Environmental and Ecological Statistics | 2005
Sudipto Banerjee; Gregg A. Johnson; Nick Schneider; Beverly R. Durgan
Weed growth in agricultural fields constitutes a major deterrent to the growth of crops, often resulting in low productivity and huge losses for the farmers. Therefore, proper understanding of patterns in weed growth is vital to agricultural research. Recent advances in Geographical Information Systems (GIS) now allow geocoding of agricultural data, which enable more sophisticated spatial analysis.
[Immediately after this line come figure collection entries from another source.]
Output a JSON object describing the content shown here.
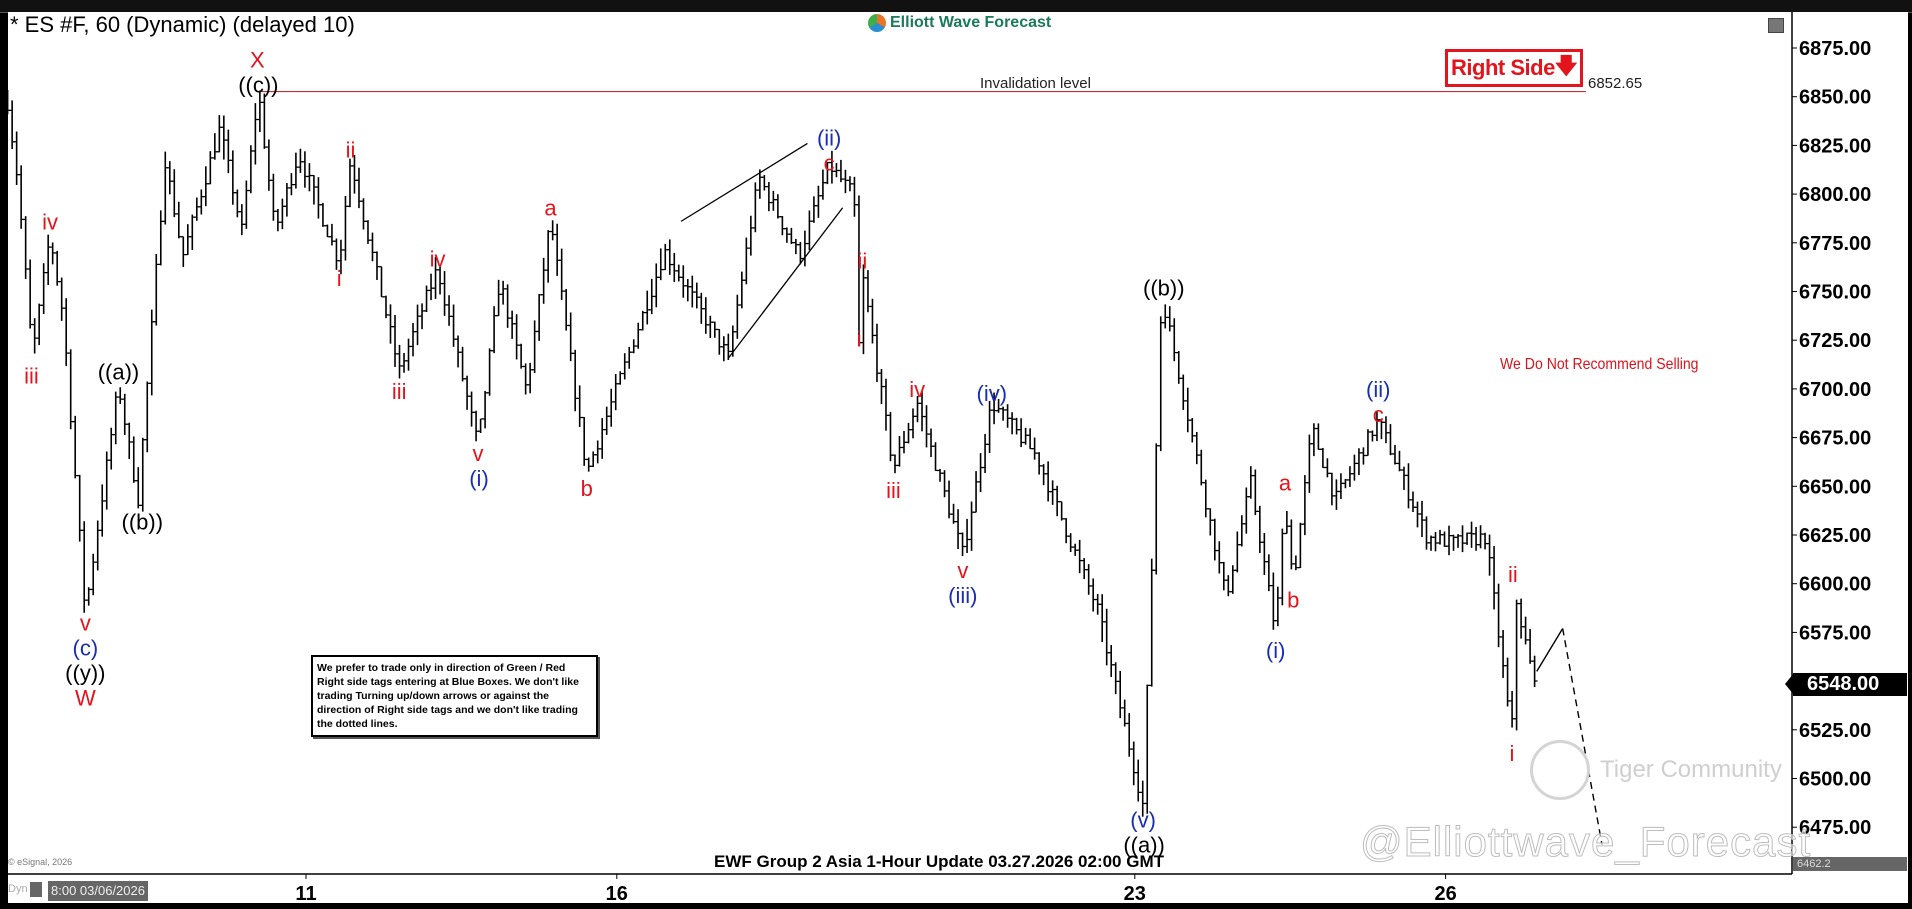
{
  "window": {
    "title": "* ES #F, 60 (Dynamic) (delayed 10)",
    "brand": "Elliott Wave Forecast",
    "right_side_tag": "Right Side",
    "right_side_arrow": "down-arrow-icon",
    "invalidation_label": "Invalidation level",
    "invalidation_value": "6852.65",
    "recommendation": "We Do Not Recommend Selling",
    "notice": "We prefer to trade only in direction of Green / Red Right side tags entering at Blue Boxes. We don't like trading Turning up/down arrows or against the direction of Right side tags and we don't like trading the dotted lines.",
    "footer": "EWF Group 2 Asia 1-Hour Update 03.27.2026 02:00 GMT",
    "copyright": "© eSignal, 2026",
    "mode": "Dyn",
    "cursor_time": "8:00 03/06/2026",
    "last_price": "6548.00",
    "low_marker": "6462.2",
    "watermark_community": "Tiger Community",
    "watermark_handle": "@Elliottwave_Forecast"
  },
  "colors": {
    "red": "#e3141c",
    "blue": "#1a2fb0",
    "black": "#000000",
    "brand": "#1b7a5a"
  },
  "chart_data": {
    "type": "ohlc",
    "symbol": "ES #F",
    "interval": "60",
    "ylim": [
      6462,
      6890
    ],
    "yticks": [
      "6875.00",
      "6850.00",
      "6825.00",
      "6800.00",
      "6775.00",
      "6750.00",
      "6725.00",
      "6700.00",
      "6675.00",
      "6650.00",
      "6625.00",
      "6600.00",
      "6575.00",
      "6550.00",
      "6525.00",
      "6500.00",
      "6475.00"
    ],
    "xticks": [
      {
        "label": "11",
        "day": 11
      },
      {
        "label": "16",
        "day": 16
      },
      {
        "label": "23",
        "day": 23
      },
      {
        "label": "26",
        "day": 26
      }
    ],
    "weekends": [
      [
        7,
        9
      ],
      [
        14,
        16
      ],
      [
        21,
        23
      ]
    ],
    "price_path": [
      [
        6.12,
        6847
      ],
      [
        6.22,
        6806
      ],
      [
        6.36,
        6717
      ],
      [
        6.53,
        6779
      ],
      [
        6.66,
        6736
      ],
      [
        6.72,
        6693
      ],
      [
        6.87,
        6585
      ],
      [
        9.19,
        6702
      ],
      [
        9.38,
        6643
      ],
      [
        9.64,
        6818
      ],
      [
        9.81,
        6768
      ],
      [
        10.17,
        6834
      ],
      [
        10.38,
        6781
      ],
      [
        10.54,
        6852.65
      ],
      [
        10.7,
        6781
      ],
      [
        10.93,
        6821
      ],
      [
        11.32,
        6765
      ],
      [
        11.43,
        6818
      ],
      [
        11.9,
        6709
      ],
      [
        12.27,
        6762
      ],
      [
        12.66,
        6671
      ],
      [
        12.87,
        6756
      ],
      [
        13.13,
        6699
      ],
      [
        13.36,
        6787
      ],
      [
        13.71,
        6657
      ],
      [
        16.35,
        6753
      ],
      [
        16.46,
        6771
      ],
      [
        17.08,
        6716
      ],
      [
        17.37,
        6809
      ],
      [
        17.76,
        6768
      ],
      [
        18.05,
        6815
      ],
      [
        18.29,
        6799
      ],
      [
        18.34,
        6718
      ],
      [
        18.37,
        6759
      ],
      [
        18.67,
        6659
      ],
      [
        18.9,
        6693
      ],
      [
        19.34,
        6615
      ],
      [
        19.62,
        6693
      ],
      [
        20.06,
        6665
      ],
      [
        20.64,
        6587
      ],
      [
        23.08,
        6486
      ],
      [
        23.26,
        6749
      ],
      [
        23.45,
        6702
      ],
      [
        23.88,
        6593
      ],
      [
        24.12,
        6652
      ],
      [
        24.36,
        6575
      ],
      [
        24.45,
        6643
      ],
      [
        24.53,
        6600
      ],
      [
        24.71,
        6680
      ],
      [
        24.94,
        6643
      ],
      [
        25.35,
        6684
      ],
      [
        25.82,
        6624
      ],
      [
        26.06,
        6621
      ],
      [
        26.39,
        6624
      ],
      [
        26.64,
        6521
      ],
      [
        26.66,
        6597
      ],
      [
        26.86,
        6548
      ]
    ],
    "invalidation_level": 6852.65,
    "wave_labels": [
      {
        "text": "X",
        "color": "red",
        "day": 10.53,
        "price": 6869
      },
      {
        "text": "((c))",
        "color": "black",
        "day": 10.54,
        "price": 6858
      },
      {
        "text": "iv",
        "color": "red",
        "day": 6.53,
        "price": 6786
      },
      {
        "text": "iii",
        "color": "red",
        "day": 6.35,
        "price": 6707
      },
      {
        "text": "((a))",
        "color": "black",
        "day": 9.19,
        "price": 6709
      },
      {
        "text": "((b))",
        "color": "black",
        "day": 9.42,
        "price": 6632
      },
      {
        "text": "v",
        "color": "red",
        "day": 6.87,
        "price": 6580
      },
      {
        "text": "(c)",
        "color": "blue",
        "day": 6.87,
        "price": 6571
      },
      {
        "text": "((y))",
        "color": "black",
        "day": 6.87,
        "price": 6558
      },
      {
        "text": "W",
        "color": "red",
        "day": 6.87,
        "price": 6545
      },
      {
        "text": "ii",
        "color": "red",
        "day": 11.43,
        "price": 6823
      },
      {
        "text": "i",
        "color": "red",
        "day": 11.32,
        "price": 6757
      },
      {
        "text": "iv",
        "color": "red",
        "day": 12.27,
        "price": 6767
      },
      {
        "text": "iii",
        "color": "red",
        "day": 11.9,
        "price": 6699
      },
      {
        "text": "v",
        "color": "red",
        "day": 12.66,
        "price": 6667
      },
      {
        "text": "(i)",
        "color": "blue",
        "day": 12.67,
        "price": 6657
      },
      {
        "text": "a",
        "color": "red",
        "day": 13.36,
        "price": 6793
      },
      {
        "text": "b",
        "color": "red",
        "day": 13.71,
        "price": 6649
      },
      {
        "text": "(ii)",
        "color": "blue",
        "day": 18.05,
        "price": 6829
      },
      {
        "text": "c",
        "color": "red",
        "day": 18.05,
        "price": 6819
      },
      {
        "text": "ii",
        "color": "red",
        "day": 18.37,
        "price": 6766
      },
      {
        "text": "i",
        "color": "red",
        "day": 18.34,
        "price": 6726
      },
      {
        "text": "iv",
        "color": "red",
        "day": 18.9,
        "price": 6700
      },
      {
        "text": "iii",
        "color": "red",
        "day": 18.67,
        "price": 6648
      },
      {
        "text": "(iv)",
        "color": "blue",
        "day": 19.62,
        "price": 6698
      },
      {
        "text": "v",
        "color": "red",
        "day": 19.34,
        "price": 6607
      },
      {
        "text": "(iii)",
        "color": "blue",
        "day": 19.34,
        "price": 6596
      },
      {
        "text": "((b))",
        "color": "black",
        "day": 23.28,
        "price": 6752
      },
      {
        "text": "(v)",
        "color": "blue",
        "day": 23.08,
        "price": 6479
      },
      {
        "text": "((a))",
        "color": "black",
        "day": 23.09,
        "price": 6468
      },
      {
        "text": "a",
        "color": "red",
        "day": 24.45,
        "price": 6652
      },
      {
        "text": "b",
        "color": "red",
        "day": 24.53,
        "price": 6592
      },
      {
        "text": "(i)",
        "color": "blue",
        "day": 24.36,
        "price": 6566
      },
      {
        "text": "(ii)",
        "color": "blue",
        "day": 25.35,
        "price": 6700
      },
      {
        "text": "c",
        "color": "red",
        "day": 25.35,
        "price": 6690
      },
      {
        "text": "ii",
        "color": "red",
        "day": 26.65,
        "price": 6605
      },
      {
        "text": "i",
        "color": "red",
        "day": 26.64,
        "price": 6513
      }
    ],
    "trendlines": [
      {
        "from": [
          16.62,
          6786
        ],
        "to": [
          17.84,
          6826
        ],
        "style": "solid"
      },
      {
        "from": [
          17.08,
          6716
        ],
        "to": [
          18.18,
          6793
        ],
        "style": "solid"
      }
    ],
    "projection": [
      {
        "from": [
          26.88,
          6555
        ],
        "to": [
          27.13,
          6577
        ],
        "style": "solid"
      },
      {
        "from": [
          27.13,
          6577
        ],
        "to": [
          27.51,
          6466
        ],
        "style": "dashed"
      }
    ]
  }
}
Our current application concerns the development of statistical models for conducting spatial analysis of growth patterns in weeds. Our data comes from an experiment conducted in Waseca, Minnesota, that recorded growth of the weed Setariaspp. We capture the spatial variation in Setaria spp. growth using spatially-varying growth curves. An added challenge is that these designs are spatially replicated, with each plot being a lattice of sub-plots. Therefore, spatial variation may exist at different resolutions – a macro level variation between the plots and micro level variation between the sub-plots nested within each plot. We develop a Bayesian hierarchical framework for this setting. Flexible classes of models result which are fitted using simulation-based methods.